Big Toes are Worth More
March 13, 2015 10:11 AM   Subscribe

What was this novel/short story/screenplay/dream I read? Seeing Wow, that literally costs an arm and a leg! on the front page reminds me powerfully of a scene in something I read where a father plots his successive and continuing workplace injuries to maximize the insurance payouts, which are used for the benefit of his daughter.

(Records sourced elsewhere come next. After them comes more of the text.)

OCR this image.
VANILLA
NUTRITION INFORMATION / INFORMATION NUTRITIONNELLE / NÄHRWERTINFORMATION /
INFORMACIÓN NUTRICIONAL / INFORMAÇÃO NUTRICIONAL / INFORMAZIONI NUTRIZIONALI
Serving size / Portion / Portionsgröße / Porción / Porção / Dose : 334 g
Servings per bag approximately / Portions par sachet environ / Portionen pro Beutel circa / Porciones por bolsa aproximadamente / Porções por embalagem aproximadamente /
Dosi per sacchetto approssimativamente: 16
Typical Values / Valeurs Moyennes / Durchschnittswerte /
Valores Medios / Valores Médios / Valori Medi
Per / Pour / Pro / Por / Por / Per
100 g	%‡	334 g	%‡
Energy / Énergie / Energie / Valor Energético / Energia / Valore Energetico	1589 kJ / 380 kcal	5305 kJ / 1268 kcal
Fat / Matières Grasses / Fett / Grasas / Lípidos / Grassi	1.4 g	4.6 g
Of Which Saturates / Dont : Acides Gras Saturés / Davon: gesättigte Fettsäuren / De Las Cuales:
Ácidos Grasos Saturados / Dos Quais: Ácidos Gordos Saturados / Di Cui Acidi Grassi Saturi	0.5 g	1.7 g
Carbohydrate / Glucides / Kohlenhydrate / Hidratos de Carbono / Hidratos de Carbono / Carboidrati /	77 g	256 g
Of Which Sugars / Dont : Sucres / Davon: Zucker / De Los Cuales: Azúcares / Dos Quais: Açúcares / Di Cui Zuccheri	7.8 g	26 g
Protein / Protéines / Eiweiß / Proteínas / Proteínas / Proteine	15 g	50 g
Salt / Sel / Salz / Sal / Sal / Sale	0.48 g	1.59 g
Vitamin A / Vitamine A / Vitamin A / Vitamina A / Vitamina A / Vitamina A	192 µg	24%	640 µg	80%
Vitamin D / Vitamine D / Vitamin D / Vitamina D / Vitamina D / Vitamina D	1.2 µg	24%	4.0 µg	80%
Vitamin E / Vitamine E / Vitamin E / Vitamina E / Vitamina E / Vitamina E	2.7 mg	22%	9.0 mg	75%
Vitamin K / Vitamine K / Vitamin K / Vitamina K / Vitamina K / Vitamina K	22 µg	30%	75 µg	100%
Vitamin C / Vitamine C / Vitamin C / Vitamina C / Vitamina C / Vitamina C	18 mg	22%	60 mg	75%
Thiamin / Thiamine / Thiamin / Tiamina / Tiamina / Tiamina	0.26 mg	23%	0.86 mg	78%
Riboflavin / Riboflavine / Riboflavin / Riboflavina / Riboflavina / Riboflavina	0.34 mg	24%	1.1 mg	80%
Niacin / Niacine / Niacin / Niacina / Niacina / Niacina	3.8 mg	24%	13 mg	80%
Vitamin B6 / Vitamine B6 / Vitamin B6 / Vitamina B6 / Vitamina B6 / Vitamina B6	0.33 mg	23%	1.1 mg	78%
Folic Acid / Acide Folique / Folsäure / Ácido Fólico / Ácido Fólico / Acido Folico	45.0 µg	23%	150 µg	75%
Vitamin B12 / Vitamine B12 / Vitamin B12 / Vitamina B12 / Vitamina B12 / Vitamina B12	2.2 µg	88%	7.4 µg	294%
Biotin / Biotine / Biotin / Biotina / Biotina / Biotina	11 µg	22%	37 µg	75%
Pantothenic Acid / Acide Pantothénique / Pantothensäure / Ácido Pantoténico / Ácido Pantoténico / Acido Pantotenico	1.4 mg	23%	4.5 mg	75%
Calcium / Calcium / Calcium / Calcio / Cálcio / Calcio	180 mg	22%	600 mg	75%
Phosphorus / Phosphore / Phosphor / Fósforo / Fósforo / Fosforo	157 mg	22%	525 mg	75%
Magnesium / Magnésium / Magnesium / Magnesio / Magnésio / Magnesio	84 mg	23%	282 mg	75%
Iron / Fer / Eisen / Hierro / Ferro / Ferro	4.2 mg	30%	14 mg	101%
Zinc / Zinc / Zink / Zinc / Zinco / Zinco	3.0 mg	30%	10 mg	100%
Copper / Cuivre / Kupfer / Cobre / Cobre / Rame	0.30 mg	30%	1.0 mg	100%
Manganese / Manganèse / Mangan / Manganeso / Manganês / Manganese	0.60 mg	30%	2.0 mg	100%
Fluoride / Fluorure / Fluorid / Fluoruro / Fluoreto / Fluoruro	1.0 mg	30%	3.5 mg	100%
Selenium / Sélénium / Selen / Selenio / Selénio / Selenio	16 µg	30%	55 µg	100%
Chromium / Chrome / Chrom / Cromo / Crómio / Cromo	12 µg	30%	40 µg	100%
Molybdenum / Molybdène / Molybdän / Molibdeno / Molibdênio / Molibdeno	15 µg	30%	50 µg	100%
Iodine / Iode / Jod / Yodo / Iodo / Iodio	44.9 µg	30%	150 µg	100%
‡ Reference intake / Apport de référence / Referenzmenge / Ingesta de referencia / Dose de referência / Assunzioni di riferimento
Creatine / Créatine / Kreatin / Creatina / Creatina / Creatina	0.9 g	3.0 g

I recall so many details of this you'd think I could search it, but my Google skills were lost in an industrial accident.
  • I feel like this was one scene in a larger work (like a novel).
  • This scene was written as the daughter's recollection of her childhood, being told to another character.
  • The original injury was accidental. The father recovers in hospital and realizes that this is how he can provide for his family. He begins planning his further dismemberment on his own.
  • As the daughter ages, she and her father begin working together to determine in which order to lose which body part so as to maximize the insurance benefit. They have a very accounting/actuarial mindset about this, and keep a notebook full of figures.
  • The narrator mentions at this point that big toes are worth more, giving much the same reasons as leotrotsky did in that thread.
  • I think the mother's role in the story was minimized, she wasn't dead or gone, just not part of the scheme.
  • Eventually the father's employer or insurance company wises up to the scam but they can't prove anything and can't fire him, so he gets shadowed by someone meant to keep him from hurting himself while at work but he manages to keep it up anyway.
  • Some more emphasis is placed on how careful and methodical the father was, losing only what body part he intended to in any given accident, i.e., due to the wording of the insurance policy there was a greater payout if he e.g. lost fingers individually and in a certain order, so that's what he did.
  • The end and emotional punchline of the story is that when the daughter is or is nearly an adult her father dies in another industrial accident, and she isn't sure whether he finally slipped up and lost more than he intended to, or just couldn't stop himself, or what, but death wasn't the next step in the plan.
posted by books for weapons to Writing & Language (4 answers total) 2 users marked this as a favorite
 
I don't have an answer, but just in case nobody else does either, this sounds super-familiar to me, and I have a vague feeling that it might be in something by Knut Hamsun. (Or, totally unhelpfully, someone who reminds me of Knut Hamsun in some way. Sometimes I make stupid connections between things that don't make any external sense.)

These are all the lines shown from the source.